Experiment Settings. For using multi-streamed feature, we modifed Linux kernel 3.13.11 and customized firmware Samsung 840 Pro SSD. We experiment on the server with 48 cores Intel Xeon 2.2GHz processor, 32GB DRAM, Samsung 840 Pro SSD with multi-streamed feature. We implement stream mapping aproaches on the original WiredTiger on MongoDB and set the cache size vary from 5GB to 30GB. We assign streams for each approach as the below table:

MethodsKernelmetadataJournalPrimary IndexCollection2nd Index
Original000000
File-based001323
Boundary-based0014, 52, 34, 5
DSM00112, 3, 45, 6, 7

Note that updates to kernel are assigned with streamID 0 as default.

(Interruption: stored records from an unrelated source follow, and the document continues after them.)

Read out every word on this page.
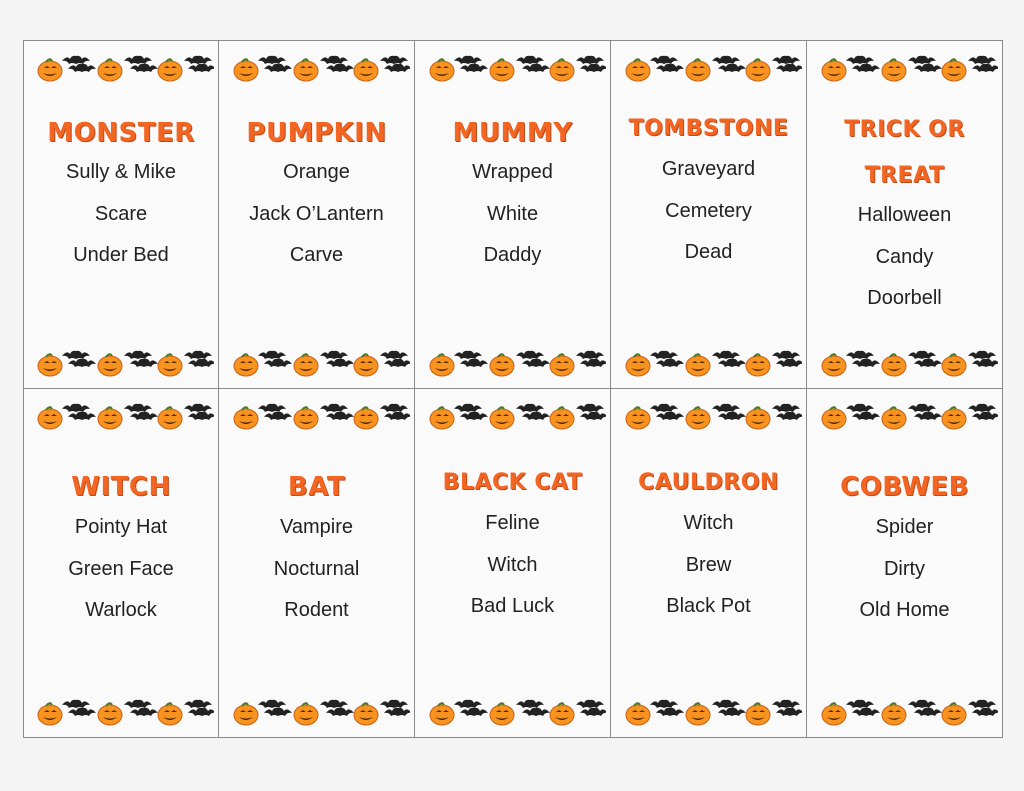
MONSTER

Sully & Mike

Scare

Under Bed

PUMPKIN

Orange

Jack O’Lantern

Carve

MUMMY

Wrapped

White

Daddy

TOMBSTONE

Graveyard

Cemetery

Dead

TRICK OR

TREAT

Halloween

Candy

Doorbell

WITCH

Pointy Hat

Green Face

Warlock

BAT

Vampire

Nocturnal

Rodent

BLACK CAT

Feline

Witch

Bad Luck

CAULDRON

Witch

Brew

Black Pot

COBWEB

Spider

Dirty

Old Home
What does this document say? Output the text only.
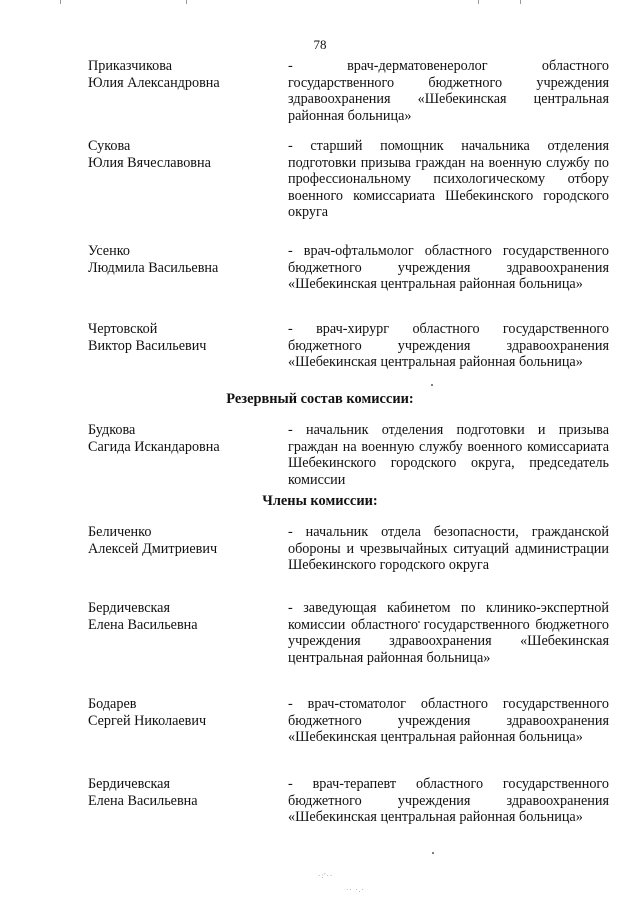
·:'··
·· ·.·
78
Приказчикова
Юлия Александровна
- врач-дерматовенеролог областного государственного бюджетного учреждения здравоохранения «Шебекинская центральная районная больница»
Сукова
Юлия Вячеславовна
- старший помощник начальника отделения подготовки призыва граждан на военную службу по профессиональному психологическому отбору военного комиссариата Шебекинского городского округа
Усенко
Людмила Васильевна
- врач-офтальмолог областного государственного бюджетного учреждения здравоохранения «Шебекинская центральная районная больница»
Чертовской
Виктор Васильевич
- врач-хирург областного государственного бюджетного учреждения здравоохранения «Шебекинская центральная районная больница»
Резервный состав комиссии:
Будкова
Сагида Искандаровна
- начальник отделения подготовки и призыва граждан на военную службу военного комиссариата Шебекинского городского округа, председатель комиссии
Члены комиссии:
Беличенко
Алексей Дмитриевич
- начальник отдела безопасности, гражданской обороны и чрезвычайных ситуаций администрации Шебекинского городского округа
Бердичевская
Елена Васильевна
- заведующая кабинетом по клинико-экспертной комиссии областного государственного бюджетного учреждения здравоохранения «Шебекинская центральная районная больница»
Бодарев
Сергей Николаевич
- врач-стоматолог областного государственного бюджетного учреждения здравоохранения «Шебекинская центральная районная больница»
Бердичевская
Елена Васильевна
- врач-терапевт областного государственного бюджетного учреждения здравоохранения «Шебекинская центральная районная больница»
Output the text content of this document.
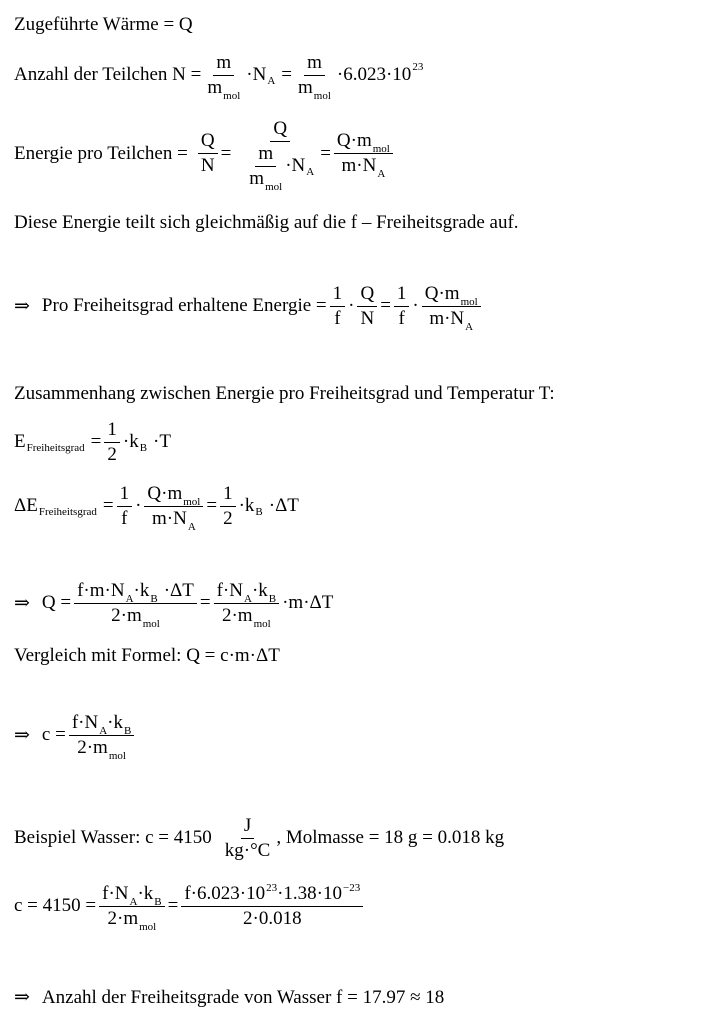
Zugeführte Wärme = Q
Anzahl der Teilchen $N = \frac{m}{m_{mol}} \cdot N$ $A = \frac{m}{m_{mol}} \cdot 6.023\cdot 10$ 23
Energie pro Teilchen = $\frac{Q}{N} = \frac{Q}{\frac{m}{m_{mol}} \cdot N A} = \frac{Q\cdot m_{mol}}{m\cdot N_A}$
Diese Energie teilt sich gleichmäßig auf die f – Freiheitsgrade auf.
⇒ Pro Freiheitsgrad erhaltene Energie = $\frac{1}{f} \cdot \frac{Q}{N} = \frac{1}{f} \cdot \frac{Q\cdot m_{mol}}{m\cdot N_A}$
Zusammenhang zwischen Energie pro Freiheitsgrad und Temperatur T:
E Freiheitsgrad = $\frac{1}{2} \cdot k$ B ·T
ΔE Freiheitsgrad = $\frac{1}{f} \cdot \frac{Q\cdot m_{mol}}{m\cdot N_A} = \frac{1}{2} \cdot k$ B ·ΔT
⇒ $Q = \frac{f\cdot m\cdot N_A\cdot k_B \cdot\Delta T}{2\cdot m_{mol}} = \frac{f\cdot N_A\cdot k_B}{2\cdot m_{mol}} \cdot m\cdot\Delta T$
Vergleich mit Formel: Q = c·m·ΔT
⇒ $c = \frac{f\cdot N_A\cdot k_B}{2\cdot m_{mol}}$
Beispiel Wasser: $c = 4150 \frac{J}{kg\cdot^\circ C}$ , Molmasse = 18 g = 0.018 kg
$c = 4150 = \frac{f\cdot N_A\cdot k_B}{2\cdot m_{mol}} = \frac{f\cdot 6.023\cdot 10^{23}\cdot 1.38\cdot 10^{-23}}{2\cdot 0.018}$
⇒ Anzahl der Freiheitsgrade von Wasser f = 17.97 ≈ 18
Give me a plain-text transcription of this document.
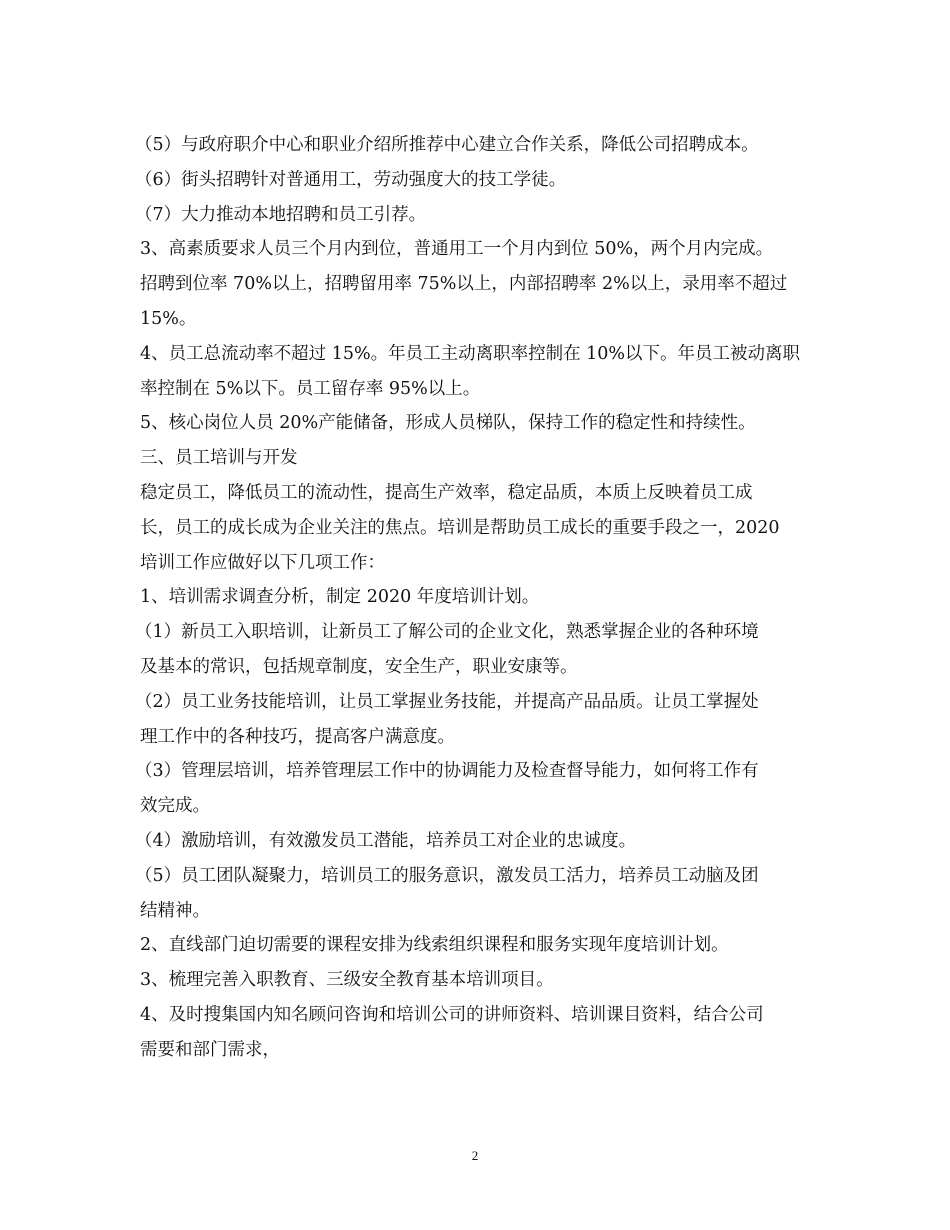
（5）与政府职介中心和职业介绍所推荐中心建立合作关系，降低公司招聘成本。

（6）街头招聘针对普通用工，劳动强度大的技工学徒。

（7）大力推动本地招聘和员工引荐。

3、高素质要求人员三个月内到位，普通用工一个月内到位 50%，两个月内完成。

招聘到位率 70%以上，招聘留用率 75%以上，内部招聘率 2%以上，录用率不超过

15%。

4、员工总流动率不超过 15%。年员工主动离职率控制在 10%以下。年员工被动离职

率控制在 5%以下。员工留存率 95%以上。

5、核心岗位人员 20%产能储备，形成人员梯队，保持工作的稳定性和持续性。

三、员工培训与开发

稳定员工，降低员工的流动性，提高生产效率，稳定品质，本质上反映着员工成

长，员工的成长成为企业关注的焦点。培训是帮助员工成长的重要手段之一，2020

培训工作应做好以下几项工作：

1、培训需求调查分析，制定 2020 年度培训计划。

（1）新员工入职培训，让新员工了解公司的企业文化，熟悉掌握企业的各种环境

及基本的常识，包括规章制度，安全生产，职业安康等。

（2）员工业务技能培训，让员工掌握业务技能，并提高产品品质。让员工掌握处

理工作中的各种技巧，提高客户满意度。

（3）管理层培训，培养管理层工作中的协调能力及检查督导能力，如何将工作有

效完成。

（4）激励培训，有效激发员工潜能，培养员工对企业的忠诚度。

（5）员工团队凝聚力，培训员工的服务意识，激发员工活力，培养员工动脑及团

结精神。

2、直线部门迫切需要的课程安排为线索组织课程和服务实现年度培训计划。

3、梳理完善入职教育、三级安全教育基本培训项目。

4、及时搜集国内知名顾问咨询和培训公司的讲师资料、培训课目资料，结合公司

需要和部门需求，

2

Workloads. We use YCSB with 23 million documents and Linkbench with maxid1 set to 80 million. To vary the write intensive, we config the benchmarks as below:

  • Y-Update-Heavy: YCSB workload A.
  • Y-Update-Only: YCSB only update operation
  • LB-Original: Original Linkbench configuration
  • LB-Mixed: Modified Linkbench with mixed Create, Update, Delete operations.
  • LB-Update-Only: Modified Linkbench with only Update operation.

Experiment Resutls

Below table summary the maximize output from the experiment results.

MetricFile-basedBoundary-basedDSM
YCSB throughput+19%+44%N/A
YCSB avg 99th lat-20%-32%N/A
Linkbench throughput+24%+43%+65%
Linkbench avg 99th lat-20%-24%-46%

Note that YCSB benchmark include one collection and one primary index. Moreover, all YCSB workload only update the collection file. Therefore, we don’t include the result of DSM in YCSB benchmarks.

Take-away Keys

  • Multi-streamed SSD allows application group data with similar frequency access into one NAND block that could reduce the overhead of erase operation.
  • File-based stream mapping is the simples but ineffective approach.
  • Boundary-based stream mapping assigns streamID for two regions of each file seperated by a boundary. It solve data fragmentation between regions but inadaque to solve data fragmentation inside one region.
  • Dynamic stream mapping assigns streams based on region’s hotness value. It solve data fragmentation inside one region.